Тенде грациозно встала с подушек и лениво, словно нехотя, подошла к краю платформы.
– Тебе нечего сказать мне, милая моя Тенде, дочь предателя Аибу? – издевательски вопросил Кису.
Вместо ответа девушка наотмашь ударила его хлыстом по лицу. Кису зажмурился, чтобы уберечь глаза.
– Я не разговариваю с простолюдинами, – проронила Тенде и с тем же каменным лицом вернулась на ложе. По еле заметному взмаху руки рабыни снова принялись обмахивать ее веерами.
Кису открыл глаза. Лицо его перечеркнул кровоточащий щрам. Он сжал кулаки.
– Вперед, – приказал Мвога одному из аскари, стоявших на платформе. Тот прикрикнул на рабов, впряженных в каноэ, и копьем указал на запад. Процессия двинулась с места. Мы молча провожали ее взглядами.
Я покосился на Кису и понял, что долго ждать мне не придется.
– Копай! – прикрикнул аскари.
Я глубоко погрузил лопату в ил. Теперь мне было спокойно и даже радостно.
Мы сидели в клетке на длинном плоту. Я просунул палец под ошейник, чтобы он не так давил на горло. Вокруг распространялся болотный смрад.
Раздалось звяканье цепи – в темноте ко мне кто-то подкрался. Я ногтем соскоблил ржавое пятнышко с цепи у ошейника. Издалека, из-за болота, доносились крики лесных, завывание крохотных длинноруких обезьянок. Около ана назад прошел дождь, небо по-прежнему было затянуто тучами. Для дела, которое нам предстояло, ночь выдалась удачной.
– Мне нужно поговорить с тобой, – сказал Кису на ломаном горианском.
– Не знал, что ты говоришь по-гориански, – откликнулся я, вглядываясь во тьму.

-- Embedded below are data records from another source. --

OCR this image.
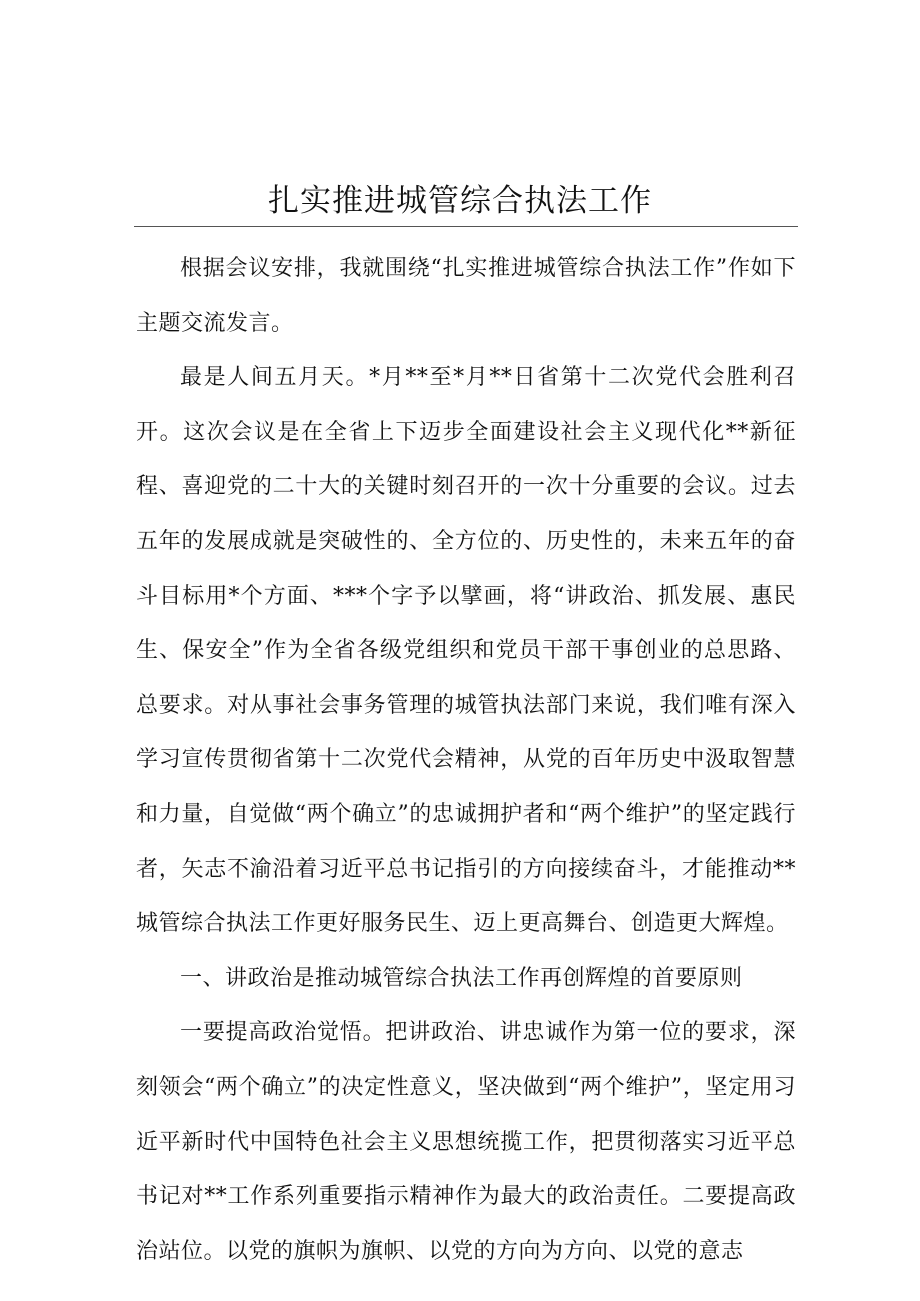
扎实推进城管综合执法工作

根据会议安排，我就围绕“扎实推进城管综合执法工作”作如下主题交流发言。

最是人间五月天。*月**至*月**日省第十二次党代会胜利召开。这次会议是在全省上下迈步全面建设社会主义现代化**新征程、喜迎党的二十大的关键时刻召开的一次十分重要的会议。过去五年的发展成就是突破性的、全方位的、历史性的，未来五年的奋斗目标用*个方面、***个字予以擘画，将“讲政治、抓发展、惠民生、保安全”作为全省各级党组织和党员干部干事创业的总思路、总要求。对从事社会事务管理的城管执法部门来说，我们唯有深入学习宣传贯彻省第十二次党代会精神，从党的百年历史中汲取智慧和力量，自觉做“两个确立”的忠诚拥护者和“两个维护”的坚定践行者，矢志不渝沿着习近平总书记指引的方向接续奋斗，才能推动**城管综合执法工作更好服务民生、迈上更高舞台、创造更大辉煌。

一、讲政治是推动城管综合执法工作再创辉煌的首要原则

一要提高政治觉悟。把讲政治、讲忠诚作为第一位的要求，深刻领会“两个确立”的决定性意义，坚决做到“两个维护”，坚定用习近平新时代中国特色社会主义思想统揽工作，把贯彻落实习近平总书记对**工作系列重要指示精神作为最大的政治责任。二要提高政治站位。以党的旗帜为旗帜、以党的方向为方向、以党的意志
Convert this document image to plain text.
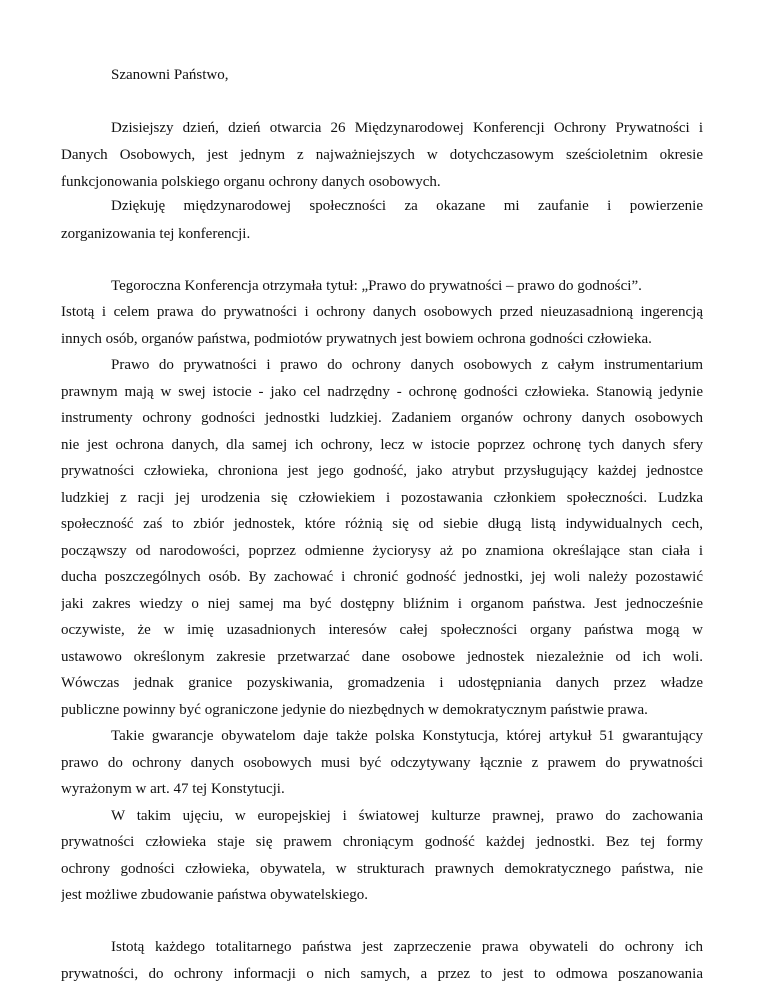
Szanowni Państwo,
Dzisiejszy dzień, dzień otwarcia 26 Międzynarodowej Konferencji Ochrony Prywatności i
Danych Osobowych, jest jednym z najważniejszych w dotychczasowym sześcioletnim okresie
funkcjonowania polskiego organu ochrony danych osobowych.
Dziękuję międzynarodowej społeczności za okazane mi zaufanie i powierzenie
zorganizowania tej konferencji.
Tegoroczna Konferencja otrzymała tytuł: „Prawo do prywatności – prawo do godności”.
Istotą i celem prawa do prywatności i ochrony danych osobowych przed nieuzasadnioną ingerencją
innych osób, organów państwa, podmiotów prywatnych jest bowiem ochrona godności człowieka.
Prawo do prywatności i prawo do ochrony danych osobowych z całym instrumentarium
prawnym mają w swej istocie - jako cel nadrzędny - ochronę godności człowieka. Stanowią jedynie
instrumenty ochrony godności jednostki ludzkiej. Zadaniem organów ochrony danych osobowych
nie jest ochrona danych, dla samej ich ochrony, lecz w istocie poprzez ochronę tych danych sfery
prywatności człowieka, chroniona jest jego godność, jako atrybut przysługujący każdej jednostce
ludzkiej z racji jej urodzenia się człowiekiem i pozostawania członkiem społeczności. Ludzka
społeczność zaś to zbiór jednostek, które różnią się od siebie długą listą indywidualnych cech,
począwszy od narodowości, poprzez odmienne życiorysy aż po znamiona określające stan ciała i
ducha poszczególnych osób. By zachować i chronić godność jednostki, jej woli należy pozostawić
jaki zakres wiedzy o niej samej ma być dostępny bliźnim i organom państwa. Jest jednocześnie
oczywiste, że w imię uzasadnionych interesów całej społeczności organy państwa mogą w
ustawowo określonym zakresie przetwarzać dane osobowe jednostek niezależnie od ich woli.
Wówczas jednak granice pozyskiwania, gromadzenia i udostępniania danych przez władze
publiczne powinny być ograniczone jedynie do niezbędnych w demokratycznym państwie prawa.
Takie gwarancje obywatelom daje także polska Konstytucja, której artykuł 51 gwarantujący
prawo do ochrony danych osobowych musi być odczytywany łącznie z prawem do prywatności
wyrażonym w art. 47 tej Konstytucji.
W takim ujęciu, w europejskiej i światowej kulturze prawnej, prawo do zachowania
prywatności człowieka staje się prawem chroniącym godność każdej jednostki. Bez tej formy
ochrony godności człowieka, obywatela, w strukturach prawnych demokratycznego państwa, nie
jest możliwe zbudowanie państwa obywatelskiego.
Istotą każdego totalitarnego państwa jest zaprzeczenie prawa obywateli do ochrony ich
prywatności, do ochrony informacji o nich samych, a przez to jest to odmowa poszanowania
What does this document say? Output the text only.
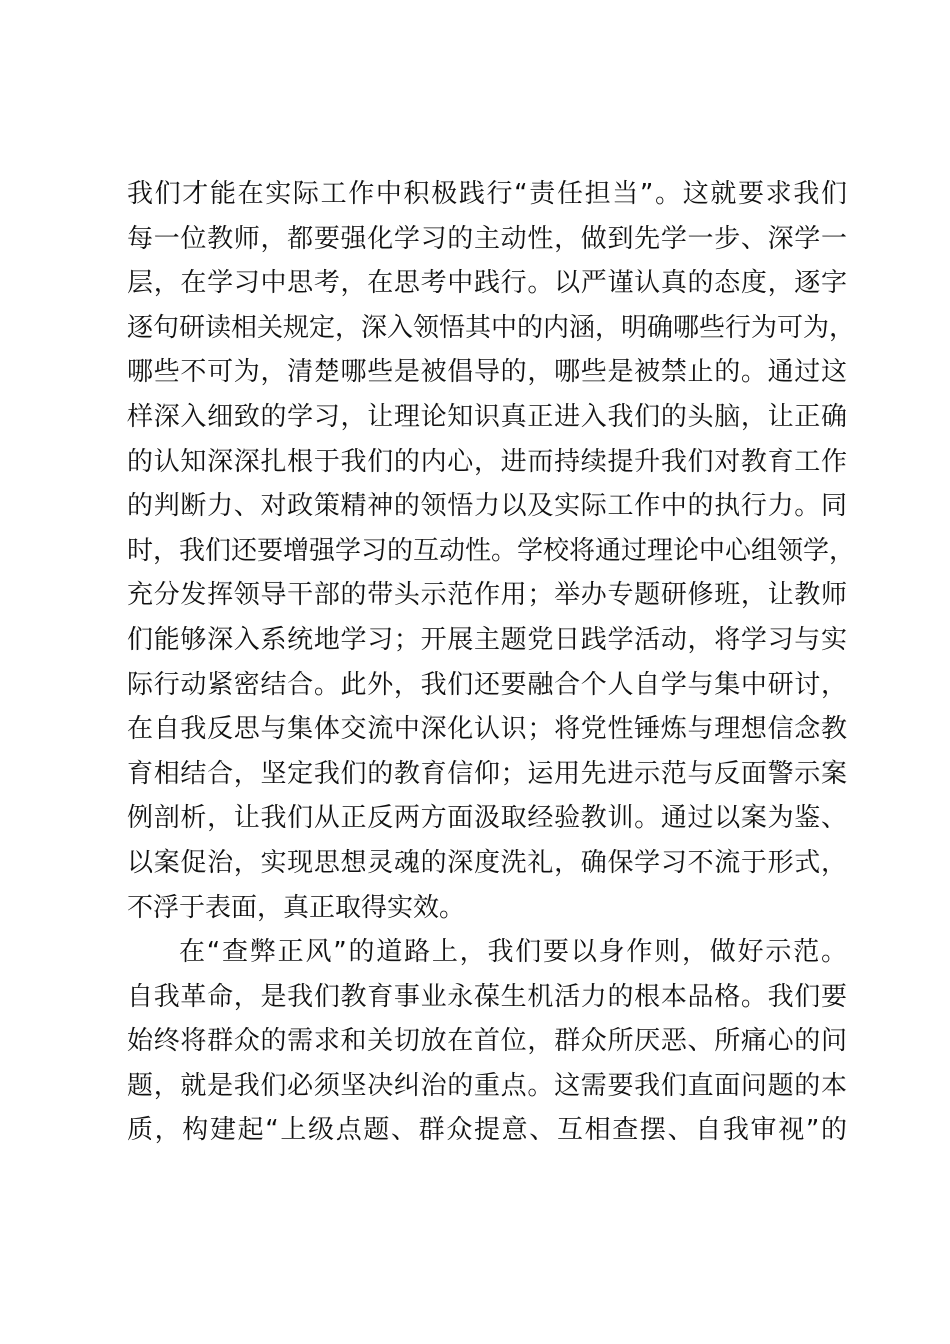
我们才能在实际工作中积极践行“责任担当”。这就要求我们
每一位教师，都要强化学习的主动性，做到先学一步、深学一
层，在学习中思考，在思考中践行。以严谨认真的态度，逐字
逐句研读相关规定，深入领悟其中的内涵，明确哪些行为可为，
哪些不可为，清楚哪些是被倡导的，哪些是被禁止的。通过这
样深入细致的学习，让理论知识真正进入我们的头脑，让正确
的认知深深扎根于我们的内心，进而持续提升我们对教育工作
的判断力、对政策精神的领悟力以及实际工作中的执行力。同
时，我们还要增强学习的互动性。学校将通过理论中心组领学，
充分发挥领导干部的带头示范作用；举办专题研修班，让教师
们能够深入系统地学习；开展主题党日践学活动，将学习与实
际行动紧密结合。此外，我们还要融合个人自学与集中研讨，
在自我反思与集体交流中深化认识；将党性锤炼与理想信念教
育相结合，坚定我们的教育信仰；运用先进示范与反面警示案
例剖析，让我们从正反两方面汲取经验教训。通过以案为鉴、
以案促治，实现思想灵魂的深度洗礼，确保学习不流于形式，
不浮于表面，真正取得实效。
在“查弊正风”的道路上，我们要以身作则，做好示范。
自我革命，是我们教育事业永葆生机活力的根本品格。我们要
始终将群众的需求和关切放在首位，群众所厌恶、所痛心的问
题，就是我们必须坚决纠治的重点。这需要我们直面问题的本
质，构建起“上级点题、群众提意、互相查摆、自我审视”的
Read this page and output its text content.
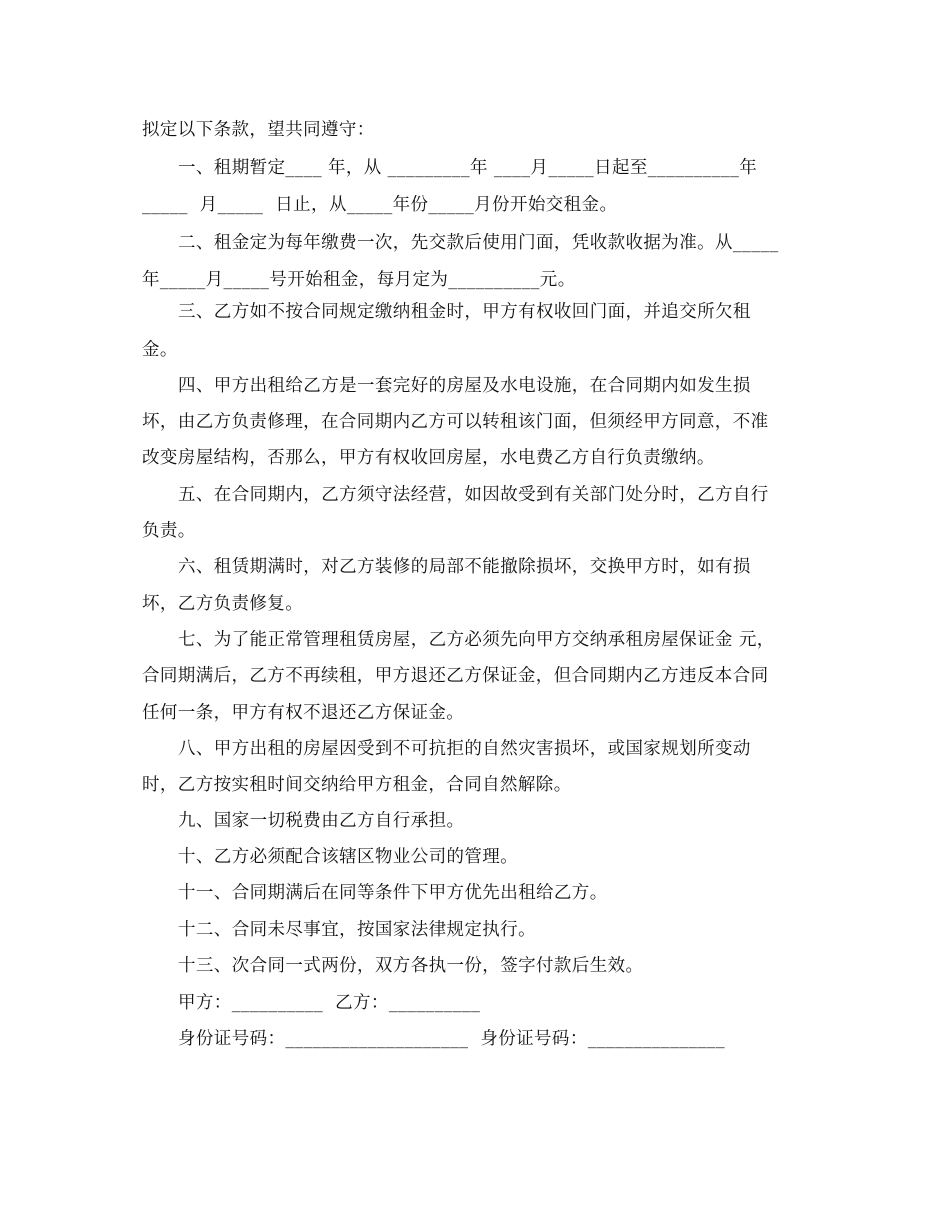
拟定以下条款，望共同遵守：
一、租期暂定____ 年，从 _________年 ____月_____日起至__________年
_____  月_____  日止，从_____年份_____月份开始交租金。
二、租金定为每年缴费一次，先交款后使用门面，凭收款收据为准。从_____
年_____月_____号开始租金，每月定为__________元。
三、乙方如不按合同规定缴纳租金时，甲方有权收回门面，并追交所欠租
金。
四、甲方出租给乙方是一套完好的房屋及水电设施，在合同期内如发生损
坏，由乙方负责修理，在合同期内乙方可以转租该门面，但须经甲方同意，不准
改变房屋结构，否那么，甲方有权收回房屋，水电费乙方自行负责缴纳。
五、在合同期内，乙方须守法经营，如因故受到有关部门处分时，乙方自行
负责。
六、租赁期满时，对乙方装修的局部不能撤除损坏，交换甲方时，如有损
坏，乙方负责修复。
七、为了能正常管理租赁房屋，乙方必须先向甲方交纳承租房屋保证金 元，
合同期满后，乙方不再续租，甲方退还乙方保证金，但合同期内乙方违反本合同
任何一条，甲方有权不退还乙方保证金。
八、甲方出租的房屋因受到不可抗拒的自然灾害损坏，或国家规划所变动
时，乙方按实租时间交纳给甲方租金，合同自然解除。
九、国家一切税费由乙方自行承担。
十、乙方必须配合该辖区物业公司的管理。
十一、合同期满后在同等条件下甲方优先出租给乙方。
十二、合同未尽事宜，按国家法律规定执行。
十三、次合同一式两份，双方各执一份，签字付款后生效。
甲方：__________  乙方：__________
身份证号码：____________________  身份证号码：_______________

– Как-то раз, еще ребенком, я сбежал из дому. Два года прожил в Шенди, а потом вернулся в Укунгу.
– Наверное, деревня была тесна для тебя. Не всякий ребенок отважился бы на такое долгое и опасное путешеcвие.
– Но я вернулся в Укунгу, – повторил он.
– Должно быть, потому ты так радеешь за Укунгу, что когда-то сбежал из этих мест.
– Мне нужно поговорить с тобой.
– А что, если я не разговариваю со знатными людьми?
– Извини меня, – сказал Кису. – Я был дураком.
– Значит, ты все-таки решил взять пример с Билы Хурумы, который говорит со всеми?
– А как иначе услышать другого человека и понять его?
– Нищий может говорить и с нищим и с убаром, – сказал я
– Это – пословица Шенде.
– Да.
– Ты говоришь на ушинди?
– Немного.
– Ты понимаешь, что я говорю? – спросил он на диалекте, которым пользовались при дворе Билы Хурумы.
– Да, – ответил я. Ему было так же нелегко говорить на горианском, как и мне на ушинди. – Если будет непонятно, я скажу.
Я не сомневался, что мы поймем друг друга, лавируя между двумя языками.
– Я постараюсь говорить по-гориански, – сказал Кису. – По крайней мере, это не язык Билы Хурумы.
– У него есть и другие достоинства, – заметил я. – Это сложный и красивый язык с обширным словарем.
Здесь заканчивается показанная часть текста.